Da quel momento le nostre vite si legarono, perché anche lui finì in una casa famiglia che gli insegnò a fuggire e a sopravvivere.
Quando a diciotto anni riuscì a liberarsi dalle restrizioni degli assistenti sociali, iniziò a rubare per sopravvivere, e si nascondeva in una catapecchia mezza cadente che un tempo era stata la sua casa.
Nel frattempo, tutto da solo, imparò a combattere e ad usare una pistola con una precisione impeccabile.
Doveva difendersi, doveva sopravvivere, doveva fare quello che i suoi genitori non erano riusciti a compiere.
Il destino mi ha condotto alla sua porta quella notte, e quando ci guardammo entrambi sentimmo il legame che tempo prima era stato scritto per noi.
Lui mi accolse senza pensarci, e da qual momento diventammo fratelli inseparabili.
Non amici, non compagni, non colleghi.
Famiglia, quella cosa che ci avevano strappato senza il nostro consenso.
Io gli raccontai la mia storia e lui la sua, e in quel momento sancimmo un patto silenzioso che rimarrà perpetuo nel tempo.
Io per lui, lui per me.
Così andarono avanti le nostre vite, l’uno la spalla dell’altro, un pugno sempre pronto a difendere, e delle braccia sempre pronte ad accogliere.
Quando gli raccontai di Amanda, e della voglia incessante che avevo di rivederla, lui sorrise e si portò una mano sul cuore.
<Quello è l’amore della tua vita.>
Mi disse, con un leggero luccichio negli occhi.
<Devi lottare.>
Aggiunse poi.
E mi convinse.
Ho sempre creduto nelle sue parole, perché la fiducia che ripongo in lui va oltre ogni cosa.
Mi aiutò a cambiare nome, a creare un’azienda che porta il mio cognome ma che appartiene ad entrambi come un patto di sangue.
E quando acquisimmo abbastanza sicurezze su diversi fronti, non abbandonò mai il mio fianco mentre tentavo di tornare dalla donna che amavo.
E fu proprio quando notai l’amore che anche lui ormai provava per lei, che capii che il destino è una cosa assai complessa.
Non un amore carnale, ma un amore genuino, fedele, come quello di un amico, di un fratello.
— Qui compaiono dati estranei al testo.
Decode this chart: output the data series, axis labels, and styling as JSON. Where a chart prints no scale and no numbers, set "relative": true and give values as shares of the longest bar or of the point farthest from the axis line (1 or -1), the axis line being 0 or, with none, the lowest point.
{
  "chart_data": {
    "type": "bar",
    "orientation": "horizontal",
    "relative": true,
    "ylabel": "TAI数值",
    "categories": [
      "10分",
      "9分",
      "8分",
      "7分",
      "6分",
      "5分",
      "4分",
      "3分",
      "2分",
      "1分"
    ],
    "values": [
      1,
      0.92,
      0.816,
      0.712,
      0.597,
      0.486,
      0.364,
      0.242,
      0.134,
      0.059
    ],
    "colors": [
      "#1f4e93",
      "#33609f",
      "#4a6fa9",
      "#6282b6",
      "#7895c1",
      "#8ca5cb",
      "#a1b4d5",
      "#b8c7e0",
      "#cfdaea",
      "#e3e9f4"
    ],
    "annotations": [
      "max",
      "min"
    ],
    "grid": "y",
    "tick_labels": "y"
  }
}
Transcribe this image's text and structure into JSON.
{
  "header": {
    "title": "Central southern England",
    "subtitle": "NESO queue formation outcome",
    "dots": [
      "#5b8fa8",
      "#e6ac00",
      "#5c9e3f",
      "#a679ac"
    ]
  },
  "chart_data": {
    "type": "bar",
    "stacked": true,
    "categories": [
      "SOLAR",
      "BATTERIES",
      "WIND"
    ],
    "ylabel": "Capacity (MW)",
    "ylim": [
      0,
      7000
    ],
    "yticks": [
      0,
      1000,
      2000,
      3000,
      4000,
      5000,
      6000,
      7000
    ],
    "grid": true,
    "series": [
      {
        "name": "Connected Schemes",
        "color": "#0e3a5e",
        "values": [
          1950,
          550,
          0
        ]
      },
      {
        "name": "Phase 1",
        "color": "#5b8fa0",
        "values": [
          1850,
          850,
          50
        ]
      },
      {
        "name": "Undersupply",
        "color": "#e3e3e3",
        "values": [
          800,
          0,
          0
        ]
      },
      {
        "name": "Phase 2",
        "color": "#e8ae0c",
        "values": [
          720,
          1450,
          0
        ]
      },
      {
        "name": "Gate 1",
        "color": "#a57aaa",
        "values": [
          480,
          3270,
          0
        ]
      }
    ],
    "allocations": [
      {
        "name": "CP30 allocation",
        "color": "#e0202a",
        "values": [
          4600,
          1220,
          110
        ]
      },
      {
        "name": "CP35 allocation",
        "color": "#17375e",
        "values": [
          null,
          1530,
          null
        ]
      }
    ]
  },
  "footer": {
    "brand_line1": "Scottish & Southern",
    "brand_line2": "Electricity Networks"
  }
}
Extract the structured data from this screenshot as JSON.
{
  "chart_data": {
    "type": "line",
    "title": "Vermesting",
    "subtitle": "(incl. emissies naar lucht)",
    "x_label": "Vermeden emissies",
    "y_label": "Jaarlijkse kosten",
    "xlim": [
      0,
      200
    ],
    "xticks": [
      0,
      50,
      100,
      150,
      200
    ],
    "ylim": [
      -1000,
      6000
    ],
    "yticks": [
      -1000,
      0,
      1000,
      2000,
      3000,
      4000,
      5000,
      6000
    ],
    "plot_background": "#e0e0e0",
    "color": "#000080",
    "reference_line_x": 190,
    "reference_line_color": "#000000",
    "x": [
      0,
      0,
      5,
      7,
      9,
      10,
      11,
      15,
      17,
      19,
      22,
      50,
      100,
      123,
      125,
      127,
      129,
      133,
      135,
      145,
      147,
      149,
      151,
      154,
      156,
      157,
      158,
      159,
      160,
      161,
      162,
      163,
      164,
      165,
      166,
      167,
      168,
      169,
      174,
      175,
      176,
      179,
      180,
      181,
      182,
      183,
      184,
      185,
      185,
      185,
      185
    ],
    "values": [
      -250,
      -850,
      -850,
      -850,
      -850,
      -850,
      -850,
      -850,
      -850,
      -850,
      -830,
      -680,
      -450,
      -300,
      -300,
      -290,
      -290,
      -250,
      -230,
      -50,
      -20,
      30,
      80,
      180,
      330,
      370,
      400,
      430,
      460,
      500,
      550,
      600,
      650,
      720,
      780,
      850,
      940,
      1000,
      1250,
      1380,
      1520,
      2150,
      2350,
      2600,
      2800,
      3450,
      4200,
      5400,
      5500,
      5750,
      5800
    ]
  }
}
Il destino mi ha portato da lei, e poi mi ha condotto da lui affinché io potessi tornarci diverso.
Il giorno in cui decidemmo di tornare, però, nessuno di noi due avrebbe mai immaginato che sarebbe finita così.
E adesso io sono un corpo senza anima, un vegetale inutile e privo di significato. Mi trascino per il mondo come un fantasma affamato di vendetta, e consumo la mia vita come se non avesse valore.
Però Maverick c’è sempre.
Devo la mia vita a quell’uomo, anche se ultimamente preferirei che iniziasse a correre dal lato opposto, lontano da me.
Speravo che tornare avrebbe significato essere felici, per entrambi, e per un po' ci siamo riusciti.
Lui si è innamorato di quella ragazza con i riccioli d’oro e un sorriso abbagliante, ed io lo so anche da prima di lui.
La ama, e non c’è niente di patetico in ciò che fa quando va a trovarla al Saudade’s, anzi.
È coraggioso.
Lui sta lottando.
Io invece cosa sto facendo?
La donna che amo è a chilometri da me, probabilmente ormai mi odia e preferirebbe vedermi morto.
E io me lo merito.
So che è così, ed è proprio questa consapevolezza che mi fa muovere sulla Terra come un mostro fatto di torrido buio.
Io sarei pronto a dare fuoco al mondo per lei, ma se poi lei mi odia, cosa mi resta?
Un mucchio di cenere, un pugno di niente.
Vorrei solo far pace con i miei demoni, e rivedere il verde dei suoi occhi per l’ultima volta.
Dirle che l’amo, e poi spegnermi per sempre, continuando ad amarla anche oltre le catene della morte.